O Congresso não fará isso com os republicanos no controle da Câmara. E a 14ª Emenda é separada dos casos criminais, o que significa que as condenações nos casos relacionados às eleições também não desqualificariam Trump.
O Congresso pode designar grupos de pessoas aos quais a Seção 3 se aplica (como pessoas que lutaram pela Confederação) ou crimes específicos que, após a condenação, levariam à desqualificação, disse Anthony Michael Kreis, professor assistente de direito na Georgia State University. Mas nenhum dos crimes dos quais o Trump é acusado acarreta essa penalidade automática.
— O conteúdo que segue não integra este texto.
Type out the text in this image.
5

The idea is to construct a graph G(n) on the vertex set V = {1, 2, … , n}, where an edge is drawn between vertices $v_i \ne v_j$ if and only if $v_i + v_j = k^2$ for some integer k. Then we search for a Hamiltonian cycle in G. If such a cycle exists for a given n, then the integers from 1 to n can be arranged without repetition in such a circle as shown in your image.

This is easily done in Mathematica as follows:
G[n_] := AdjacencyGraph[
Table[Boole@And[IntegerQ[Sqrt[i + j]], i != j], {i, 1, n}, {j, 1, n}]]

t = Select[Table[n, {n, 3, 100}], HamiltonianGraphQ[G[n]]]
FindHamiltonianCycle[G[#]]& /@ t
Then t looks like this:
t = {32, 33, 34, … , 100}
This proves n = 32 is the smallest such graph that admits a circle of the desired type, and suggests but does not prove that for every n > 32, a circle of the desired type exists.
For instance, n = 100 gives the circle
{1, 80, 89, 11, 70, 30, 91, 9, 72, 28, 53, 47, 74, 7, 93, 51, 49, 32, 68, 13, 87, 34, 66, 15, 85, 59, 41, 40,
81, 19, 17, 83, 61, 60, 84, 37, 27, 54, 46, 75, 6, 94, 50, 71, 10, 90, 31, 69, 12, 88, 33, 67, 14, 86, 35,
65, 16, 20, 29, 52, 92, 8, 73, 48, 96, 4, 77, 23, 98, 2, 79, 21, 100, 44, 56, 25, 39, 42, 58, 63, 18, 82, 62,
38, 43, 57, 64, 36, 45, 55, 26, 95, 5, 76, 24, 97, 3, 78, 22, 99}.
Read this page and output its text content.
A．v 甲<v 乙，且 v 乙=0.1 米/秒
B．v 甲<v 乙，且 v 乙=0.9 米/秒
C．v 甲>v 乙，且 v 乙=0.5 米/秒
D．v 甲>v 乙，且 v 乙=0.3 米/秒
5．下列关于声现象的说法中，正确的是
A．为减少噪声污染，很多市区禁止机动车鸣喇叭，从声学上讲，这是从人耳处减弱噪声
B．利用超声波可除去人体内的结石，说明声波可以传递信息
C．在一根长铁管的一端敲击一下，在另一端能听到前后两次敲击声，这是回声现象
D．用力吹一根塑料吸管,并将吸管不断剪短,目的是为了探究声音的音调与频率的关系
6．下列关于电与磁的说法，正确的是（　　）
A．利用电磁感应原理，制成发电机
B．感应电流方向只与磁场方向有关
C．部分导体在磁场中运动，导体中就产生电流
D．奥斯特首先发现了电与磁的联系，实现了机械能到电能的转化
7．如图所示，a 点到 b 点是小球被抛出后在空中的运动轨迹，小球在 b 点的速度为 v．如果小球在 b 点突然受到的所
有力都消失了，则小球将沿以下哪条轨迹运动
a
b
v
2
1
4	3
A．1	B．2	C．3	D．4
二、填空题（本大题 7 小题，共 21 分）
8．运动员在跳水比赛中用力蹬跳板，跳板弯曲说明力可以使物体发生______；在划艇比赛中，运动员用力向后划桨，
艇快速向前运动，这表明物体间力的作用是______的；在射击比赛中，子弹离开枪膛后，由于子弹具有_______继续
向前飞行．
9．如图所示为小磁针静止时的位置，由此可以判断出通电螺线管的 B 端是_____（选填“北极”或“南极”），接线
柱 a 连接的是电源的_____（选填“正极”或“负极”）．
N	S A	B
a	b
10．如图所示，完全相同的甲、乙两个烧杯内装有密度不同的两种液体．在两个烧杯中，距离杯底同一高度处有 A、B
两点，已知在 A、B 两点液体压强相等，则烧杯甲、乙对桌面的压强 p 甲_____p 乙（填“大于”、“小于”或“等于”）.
“O fato de Trump ser ou não julgado, condenado ou absolvido é uma questão separada do fato de ele ser ou não desqualificado”, disse Richard Hasen, especialista em direito eleitoral da Universidade da Califórnia, em Los Angeles.
Uma das acusações no caso federal relacionado aos esforços de Trump para anular a eleição de 2020 - conspiração para violar os direitos civis - já teve uma penalidade de desqualificação, disse Kreis, mas o Congresso a removeu décadas atrás.
O partido poderia substituí-lo na chapa?
Agora que Trump garantiu a maioria dos delegados para a convenção republicana, o partido não tem nenhum mecanismo para nomear outra pessoa. De acordo com as regras oficiais da convenção do partido, se um delegado tentar apoiar alguém que não seja a pessoa a quem os resultados das primárias o vincularam, “esse apoio não será reconhecido”.
Os principais republicanos também não demonstraram nenhum interesse em outro candidato.
Se ele fosse forçado a se retirar da disputa após a convenção, os líderes do partido poderiam substituí-lo nessa ocasião; eles consideraram fazer isso em 2016 após a divulgação da fita “Access Hollywood”, na qual ele se gabava de agarrar os órgãos genitais das mulheres. Mas isso é altamente improvável, dado o vigor com que o partido o cercou.
O que acontecerá se Trump for eleito na prisão?
Ninguém sabe.
“Estamos muito distantes de qualquer coisa que já tenha acontecido”, disse Erwin Chemerinsky, especialista em direito constitucional da Universidade da Califórnia, em Berkeley. “É apenas uma suposição.”
Legalmente, Trump permaneceria elegível para ser presidente mesmo se estivesse preso. A Constituição não diz nada em contrário. “Não creio que os autores da lei tenham pensado que estaríamos nessa situação”, disse o professor Levinson.
Na prática, a eleição de um presidente preso criaria uma crise jurídica que quase certamente precisaria ser resolvida pelos tribunais.
Em teoria, Trump poderia ser destituído de sua autoridade de acordo com a 25ª Emenda, que prevê um processo de transferência de autoridade para o vice-presidente se o presidente for “incapaz de exercer os poderes e deveres de seu cargo”. Mas isso exigiria que o vice-presidente e a maioria do gabinete declarassem Trump incapaz de cumprir seus deveres, uma perspectiva remota, uma vez que esses seriam lealistas nomeados pelo próprio Trump.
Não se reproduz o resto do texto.